The process of comparing voice samples and then presenting the outcome to a court of law is technically known as forensic voice comparison. This process begins by extracting a set of features from the available speech recordings of an offender, whose identity obviously is unknown, in order to capture information that is unique to their voice. These features are then compared using various procedures with those of the suspect charged with the offence.

One approach that is becoming widely accepted nowadays amongst forensic scientists for undertaking forensic voice comparison is known as the likelihood ratio framework. The likelihood ratio addresses two different hypotheses and estimates their associated probabilities. First is the prosecution hypothesis which states that suspect and offender voice samples have the same origin (i.e., suspect committed the crime). Second is the defense hypothesis that states that the compared voice samples were spoken by different people who just happen to sound similar.

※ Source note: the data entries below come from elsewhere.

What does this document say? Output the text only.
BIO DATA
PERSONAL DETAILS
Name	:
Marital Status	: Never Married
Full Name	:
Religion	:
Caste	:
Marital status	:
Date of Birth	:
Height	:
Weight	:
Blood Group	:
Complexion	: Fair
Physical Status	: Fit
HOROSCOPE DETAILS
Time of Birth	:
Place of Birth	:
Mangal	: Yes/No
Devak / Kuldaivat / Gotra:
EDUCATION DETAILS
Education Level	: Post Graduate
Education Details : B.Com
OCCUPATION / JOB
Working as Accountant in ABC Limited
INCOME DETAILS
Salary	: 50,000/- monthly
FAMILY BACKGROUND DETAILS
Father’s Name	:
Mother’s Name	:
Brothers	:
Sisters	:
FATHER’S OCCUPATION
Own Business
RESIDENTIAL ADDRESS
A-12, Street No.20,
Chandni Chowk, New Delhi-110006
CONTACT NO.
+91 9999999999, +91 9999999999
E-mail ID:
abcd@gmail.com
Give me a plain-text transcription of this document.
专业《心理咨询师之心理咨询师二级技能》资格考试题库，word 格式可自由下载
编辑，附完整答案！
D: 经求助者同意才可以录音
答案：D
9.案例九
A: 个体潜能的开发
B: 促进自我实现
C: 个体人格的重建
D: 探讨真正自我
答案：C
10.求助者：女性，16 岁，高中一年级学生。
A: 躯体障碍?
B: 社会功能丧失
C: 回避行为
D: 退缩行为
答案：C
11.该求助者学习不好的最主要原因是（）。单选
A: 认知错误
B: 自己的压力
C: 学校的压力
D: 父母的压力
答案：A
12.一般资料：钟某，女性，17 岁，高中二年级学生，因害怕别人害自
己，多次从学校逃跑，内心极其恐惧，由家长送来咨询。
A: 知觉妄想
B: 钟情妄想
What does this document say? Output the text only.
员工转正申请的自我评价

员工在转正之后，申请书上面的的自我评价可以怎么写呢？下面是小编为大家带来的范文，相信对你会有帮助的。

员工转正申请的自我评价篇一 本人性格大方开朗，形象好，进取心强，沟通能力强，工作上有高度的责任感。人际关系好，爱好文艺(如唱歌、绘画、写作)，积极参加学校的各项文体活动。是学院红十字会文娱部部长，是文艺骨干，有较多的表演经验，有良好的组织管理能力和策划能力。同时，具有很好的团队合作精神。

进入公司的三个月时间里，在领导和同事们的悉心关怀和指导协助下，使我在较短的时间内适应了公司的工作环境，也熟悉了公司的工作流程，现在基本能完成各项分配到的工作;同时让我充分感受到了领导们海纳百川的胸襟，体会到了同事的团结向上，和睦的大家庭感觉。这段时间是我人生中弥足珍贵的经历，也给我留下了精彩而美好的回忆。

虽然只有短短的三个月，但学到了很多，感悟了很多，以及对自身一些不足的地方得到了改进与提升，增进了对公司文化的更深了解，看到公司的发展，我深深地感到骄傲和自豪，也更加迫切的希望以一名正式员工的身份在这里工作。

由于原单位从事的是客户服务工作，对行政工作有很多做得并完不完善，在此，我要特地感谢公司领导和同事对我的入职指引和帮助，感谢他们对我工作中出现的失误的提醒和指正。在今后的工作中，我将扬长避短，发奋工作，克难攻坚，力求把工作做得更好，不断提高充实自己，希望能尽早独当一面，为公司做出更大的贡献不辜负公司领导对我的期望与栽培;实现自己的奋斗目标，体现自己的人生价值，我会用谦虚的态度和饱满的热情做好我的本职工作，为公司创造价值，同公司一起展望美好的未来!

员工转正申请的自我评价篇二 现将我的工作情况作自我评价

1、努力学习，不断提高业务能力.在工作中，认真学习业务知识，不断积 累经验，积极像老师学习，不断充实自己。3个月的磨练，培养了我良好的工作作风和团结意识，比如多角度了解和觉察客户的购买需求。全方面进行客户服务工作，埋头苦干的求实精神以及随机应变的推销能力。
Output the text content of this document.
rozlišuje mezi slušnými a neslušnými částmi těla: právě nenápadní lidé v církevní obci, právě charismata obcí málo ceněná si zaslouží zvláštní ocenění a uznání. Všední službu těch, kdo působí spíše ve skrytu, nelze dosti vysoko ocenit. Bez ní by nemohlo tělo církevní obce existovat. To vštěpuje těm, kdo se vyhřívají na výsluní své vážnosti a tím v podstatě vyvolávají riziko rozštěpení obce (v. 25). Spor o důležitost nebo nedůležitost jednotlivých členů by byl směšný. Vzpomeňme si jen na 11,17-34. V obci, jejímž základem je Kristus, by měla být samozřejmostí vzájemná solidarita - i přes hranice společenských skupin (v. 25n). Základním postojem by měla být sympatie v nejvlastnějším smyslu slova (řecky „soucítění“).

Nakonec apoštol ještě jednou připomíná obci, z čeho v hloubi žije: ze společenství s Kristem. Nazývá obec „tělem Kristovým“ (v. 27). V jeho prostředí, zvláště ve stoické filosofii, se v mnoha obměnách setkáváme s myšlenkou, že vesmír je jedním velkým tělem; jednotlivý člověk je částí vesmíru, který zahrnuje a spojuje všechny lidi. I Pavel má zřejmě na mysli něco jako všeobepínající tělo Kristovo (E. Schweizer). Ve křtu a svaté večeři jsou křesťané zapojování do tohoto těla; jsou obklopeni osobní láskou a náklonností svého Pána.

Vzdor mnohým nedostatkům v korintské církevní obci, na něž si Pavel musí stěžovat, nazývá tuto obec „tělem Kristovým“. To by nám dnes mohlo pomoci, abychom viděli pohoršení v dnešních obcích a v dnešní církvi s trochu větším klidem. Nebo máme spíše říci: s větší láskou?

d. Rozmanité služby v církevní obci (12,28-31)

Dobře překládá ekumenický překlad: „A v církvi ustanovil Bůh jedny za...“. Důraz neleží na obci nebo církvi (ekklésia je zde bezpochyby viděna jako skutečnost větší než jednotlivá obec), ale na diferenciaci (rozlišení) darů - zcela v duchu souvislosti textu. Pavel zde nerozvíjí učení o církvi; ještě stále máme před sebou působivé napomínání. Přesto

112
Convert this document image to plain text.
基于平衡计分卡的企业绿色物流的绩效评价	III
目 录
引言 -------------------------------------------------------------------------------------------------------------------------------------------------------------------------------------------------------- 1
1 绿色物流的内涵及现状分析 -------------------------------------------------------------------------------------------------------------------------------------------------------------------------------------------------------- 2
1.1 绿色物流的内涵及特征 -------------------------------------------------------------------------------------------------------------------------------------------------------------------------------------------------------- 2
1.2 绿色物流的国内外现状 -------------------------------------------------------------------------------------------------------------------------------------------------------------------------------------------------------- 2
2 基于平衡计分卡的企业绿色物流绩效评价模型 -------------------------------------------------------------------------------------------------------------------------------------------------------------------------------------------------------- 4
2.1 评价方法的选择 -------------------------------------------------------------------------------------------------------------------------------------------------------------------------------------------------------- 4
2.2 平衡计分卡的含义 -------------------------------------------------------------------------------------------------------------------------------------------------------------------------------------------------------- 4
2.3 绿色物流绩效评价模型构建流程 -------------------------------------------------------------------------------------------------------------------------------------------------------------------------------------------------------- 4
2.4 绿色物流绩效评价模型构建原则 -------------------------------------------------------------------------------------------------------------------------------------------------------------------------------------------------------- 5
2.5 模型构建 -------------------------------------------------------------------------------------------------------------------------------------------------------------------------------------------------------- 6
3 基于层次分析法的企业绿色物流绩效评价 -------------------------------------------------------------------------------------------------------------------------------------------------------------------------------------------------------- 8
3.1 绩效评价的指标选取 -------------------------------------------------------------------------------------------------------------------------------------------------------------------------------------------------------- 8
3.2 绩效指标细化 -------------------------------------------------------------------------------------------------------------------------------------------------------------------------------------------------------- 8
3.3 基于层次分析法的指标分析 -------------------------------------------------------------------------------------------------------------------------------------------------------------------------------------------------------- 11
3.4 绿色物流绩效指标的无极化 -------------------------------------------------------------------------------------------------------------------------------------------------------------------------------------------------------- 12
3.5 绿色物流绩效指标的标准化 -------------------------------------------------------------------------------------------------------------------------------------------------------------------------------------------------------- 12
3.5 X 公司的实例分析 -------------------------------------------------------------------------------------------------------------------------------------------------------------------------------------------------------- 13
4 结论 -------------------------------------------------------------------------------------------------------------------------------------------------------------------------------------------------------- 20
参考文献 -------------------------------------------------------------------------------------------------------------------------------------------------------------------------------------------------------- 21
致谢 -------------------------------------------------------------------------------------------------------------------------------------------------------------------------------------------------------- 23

When undertaking this task of comparing voice samples, forensic practitioners might erroneously assume that mobile phone recordings can all be treated in the same way, irrespective of which mobile phone network they originated from. But this is not the case. There are two major mobile phone technologies currently in use today: the Global System for Mobile Communications (GSM) and Code Division Multiple Access (CDMA), and these two technologies are fundamentally different in the way they process speech. One difference, for example, is that the CDMA network incorporates a procedure for reducing the effect of background noise picked up by the sending-end mobile microphone, whereas the GSM network does not. Therefore, the impact of these networks on voice samples is going to be different, which in turn will impact the accuracy of any forensic analysis undertaken.

Having two mobile phone recordings, one for the suspect and another for the offender that originate from different networks represent a typical scenario in forensic case work. This situation is normally referred to as a mismatched condition (see Figure 1). Researchers at the University of Auckland, New Zealand, have conducted a number of experiments to investigate in what ways and to what extent such mismatch conditions can impact the accuracy and precision of a forensic voice comparison. This study used speech samples from 130 speakers, where the voice of each speaker had been recorded on three occasions, separated by one month intervals. This was important in order to account for the variability in a person’s voice which naturally occurs from one occasion to another. In these experiments the suspect and offender speech samples were processed using the same speech codecs as used in the GSM and CDMA networks. Mobile phone networks use these codecs to compress speech in order to minimize the amount of data required for each call. Not only this, the speech codec dynamically interacts with the network and changes its operation in response to changes occurring in the network. The codecs in these experiments were set to operate in a manner similar to what happens in a real, dynamically changing, mobile phone network.

mobile phone

Typical scenario in a forensic case work

The results suggest that the degradation in the accuracy of a forensic analysis under mismatch conditions can be very significant (as high as 150%). Surprisingly, though, these results also suggest that the precision of a forensic analysis might actually improve. Nonetheless, precise but inaccurate results are clearly undesirable. The researchers have proposed a strategy for lessening the impact of mismatch by passing the suspect’s speech samples through the same speech codec as the offender’s (i.e., either GSM or CDMA) prior to forensic analysis. This strategy has been shown to improve the accuracy of a forensic analysis by about 70%, but performance is still not as good as analysis under matched conditions.